You hope an excellent team can also bring you an excellent market—but I can also list many examples of excellent teams performing well in poor markets but ultimately failing. Nonexistent markets do not care how smart you are.

In my experience, the most common situation is when excellent teams combine with poor products/poor markets, particularly among second or third-time entrepreneurs who achieved great success in their first venture, leading the founders to become arrogant and make consecutive mistakes. Suppose there is a prominent, very successful software company entrepreneur who is investing about $80 million in his latest startup, but the result is that, apart from making the news or getting a few test customers, he has achieved almost nothing—because what he built has almost no market.

Conversely, many weaker teams have achieved great success due to the enormous scale of the market they are in. Finally, quoting Tim Shephard: "In the same market and product conditions, excellent teams will always beat mediocre teams."

Now we introduce the second question: Can excellent products create huge new markets? In some cases, yes, but this is rare. For example, VMWare is a recent company that did this—VMWare's product was transformative from the start, catalyzing a new movement in operating system virtualization, which ultimately formed a huge market.

Of course, in this case, how excellent your team is does not matter, as long as the team can ensure the product meets the basic quality required by the market and push it to market. I am not saying you should not focus on team quality, or that VMWare's team is not strong enough; I am saying that as long as you push a transformative product like VMWare to market, you will succeed, that’s all. Beyond that, I would not expect your product to create a new market from scratch.

The third question: As a founder of a startup, what should I do? Let’s introduce Rachleff's startup success inference: The only thing that matters is achieving product/market fit, or PMF. PMF means having a product that meets the market's needs under good market conditions.

When there is a product/market mismatch, customers do not derive enough value from the product, word of mouth does not spread, usage growth is slow, media reviews are somewhat "lackluster," the sales cycle is too long, and many deals cannot be completed.

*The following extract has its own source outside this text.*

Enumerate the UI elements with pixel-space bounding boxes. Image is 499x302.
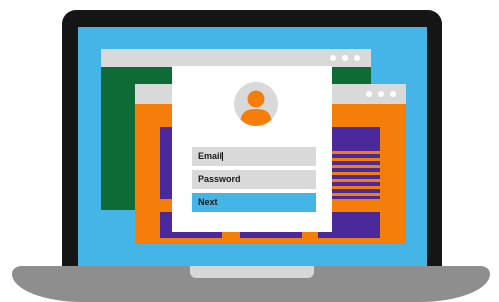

When there is product/market fit, customers order as quickly as you can produce the product, and usage growth matches the speed at which you add servers. The money customers pay accumulates in your company’s account, and you hire salespeople as quickly as possible. Journalists call because they have heard about your hot product and want to talk to you. You start receiving the Harvard Business School's annual entrepreneur award, and VCs are watching your house, eager to invest in your company. But in reality, many startups fail before achieving product/market fit, and they fail because they never achieved PMF.

Furthermore, I believe the life of any startup can be divided into two parts: before product/market fit (referred to as "BPMF") and after product/market fit ("APMF"). When you are in BPMF, focus entirely on achieving PMF, doing everything possible to make the product/market fit, including changing team members, redoing the product, entering different markets, doing everything to dig for users, or raising more funds—whatever you need.

When you are truly engaged in the PMF process, you can ignore all other factors. Whenever you see a successful startup, you will see that it has achieved product/market fit—and in the process, it may have messed up other things, such as marketing plans, media relations, compensation policies, etc. But this does not hinder the success of that startup.

Conversely, you will see that many well-run startups have everything in place, with sound human resources policies, excellent sales models, thorough marketing plans, outstanding interview processes, delicious catering, 30-inch monitors for all programmers, and top VCs on the board, yet they fall off a cliff because they cannot find the PMF point.

Ironically, once a startup succeeds, when you ask the founders what made the company successful, they often list various things unrelated to success. People find it hard to understand the causal relationship, but in almost all cases, the reason is actually PMF. Otherwise, what else could it be?